The hope is for the authenticity, depicted in the traditional characters of the masquerade, the music, the discipline and magic of the steelband yards, the calypso, the artistry of the wire-benders and costume makers, and Kitchener’s non-verbalised yearning for that creative self to remain to guide.
Kitchie must surely want us to retain the Carnival creativity of our minds and culture, the messages, not just dump them on the heap of history, discarded as being of no use in our day-to-day living. Yes, there is now a Carnival Museum which can hold a couple of the creative costumes generated by the mind; but more than that, the Grandmaster yearns for the mindset of the Carnival to be incorporated into the workshop of our everyday lives, so he does not feel the emptiness of existence without our cultural creations.
There must surely be space in the edifices we construct and call homes, corporate offices, and state buildings, for the creativity of Carnival to replace the conformist glass and concrete-block structures which lock-out the wonder of the Caribbean environment.
We must surely use the colour of our lives displayed at Carnival to adorn our towns, villages and cities; yes, make of them Carnivals of colour (look what the Dutch Caribbean has done with its colours) and resourcefulness. Use the management systems of the steelbands and mas bands; the discipline under which the steelband arrangers, calypso/soca composers (as Machel and many others before him established as being one); use what Mical Teja says is in our DNA to inspire us through the rest of the year.
We must be able to flip the discs to create theme music conscious of the religious period to help those who seek to atone for what they may consider their sins of revelry and licentiousness. Decades ago, then Catholic Archbishop Anthony Pantin, a “true true Trini to de bone”, challenged the Mighty Sparrow to sing a calypso to the Lord.
It’s an opening for his present day successor, Archbishop Charles Jason Gordon and the Evangelical leaders, who long ago warned their flocks of the licentiousness of the Carnival, to urge the calypsonians and musicians to fill the yawning gap so the religious can feel the vibes of the culture and so not have to turn to 18th and 19th century hymns to express a connection with the Holy One.
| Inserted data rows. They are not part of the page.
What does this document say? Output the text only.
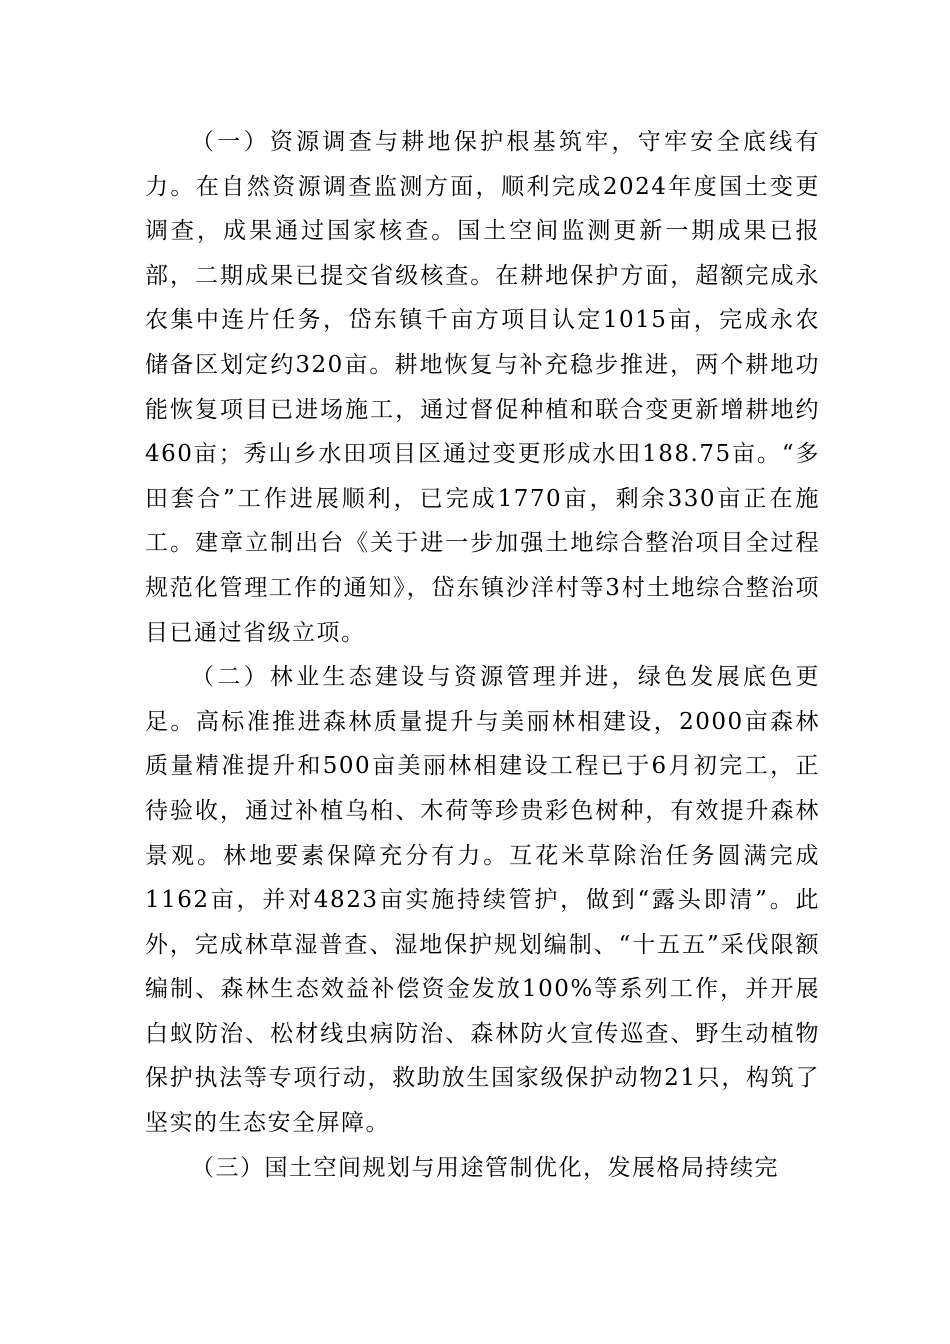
（一）资源调查与耕地保护根基筑牢，守牢安全底线有力。在自然资源调查监测方面，顺利完成2024年度国土变更调查，成果通过国家核查。国土空间监测更新一期成果已报部，二期成果已提交省级核查。在耕地保护方面，超额完成永农集中连片任务，岱东镇千亩方项目认定1015亩，完成永农储备区划定约320亩。耕地恢复与补充稳步推进，两个耕地功能恢复项目已进场施工，通过督促种植和联合变更新增耕地约460亩；秀山乡水田项目区通过变更形成水田188.75亩。“多田套合”工作进展顺利，已完成1770亩，剩余330亩正在施工。建章立制出台《关于进一步加强土地综合整治项目全过程规范化管理工作的通知》，岱东镇沙洋村等3村土地综合整治项目已通过省级立项。

（二）林业生态建设与资源管理并进，绿色发展底色更足。高标准推进森林质量提升与美丽林相建设，2000亩森林质量精准提升和500亩美丽林相建设工程已于6月初完工，正待验收，通过补植乌桕、木荷等珍贵彩色树种，有效提升森林景观。林地要素保障充分有力。互花米草除治任务圆满完成1162亩，并对4823亩实施持续管护，做到“露头即清”。此外，完成林草湿普查、湿地保护规划编制、“十五五”采伐限额编制、森林生态效益补偿资金发放100%等系列工作，并开展白蚁防治、松材线虫病防治、森林防火宣传巡查、野生动植物保护执法等专项行动，救助放生国家级保护动物21只，构筑了坚实的生态安全屏障。

（三）国土空间规划与用途管制优化，发展格局持续完
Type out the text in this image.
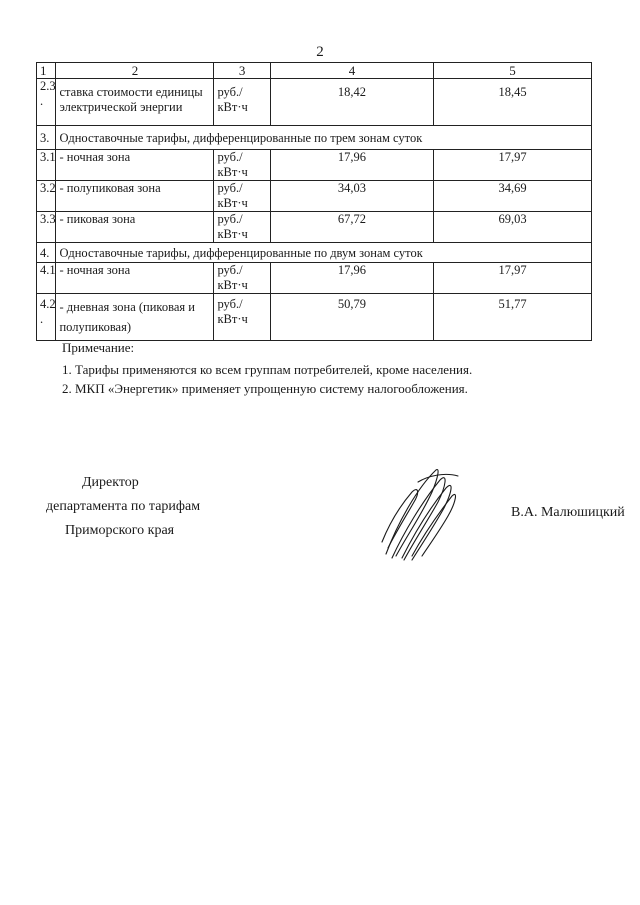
2
1	2	3	4	5
2.3 .	ставка стоимости единицы электрической энергии	руб./кВт·ч	18,42	18,45
3.	Одноставочные тарифы, дифференцированные по трем зонам суток			
3.1	- ночная зона	руб./кВт·ч	17,96	17,97
3.2	- полупиковая зона	руб./кВт·ч	34,03	34,69
3.3	- пиковая зона	руб./кВт·ч	67,72	69,03
4.	Одноставочные тарифы, дифференцированные по двум зонам суток			
4.1	- ночная зона	руб./кВт·ч	17,96	17,97
4.2 .	- дневная зона (пиковая и полупиковая)	руб./кВт·ч	50,79	51,77
Примечание:
1. Тарифы применяются ко всем группам потребителей, кроме населения.
2. МКП «Энергетик» применяет упрощенную систему налогообложения.
Директор
департамента по тарифам
Приморского края
В.А. Малюшицкий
How do we incorporate the arts and crafts of Carnival into our daily lives, the buildings, the creativity of our existence? Police Commissioner Erla Harewood-Christopher must adapt and extend the formula of Carnival policing to keep the criminals under control now “that the Carnival is over”.
What arises now is for us to respond to the loneliness of Kitchener, as he was faced with a period when the artistes had to lock-away their creative, indigenous DNA to become another creature.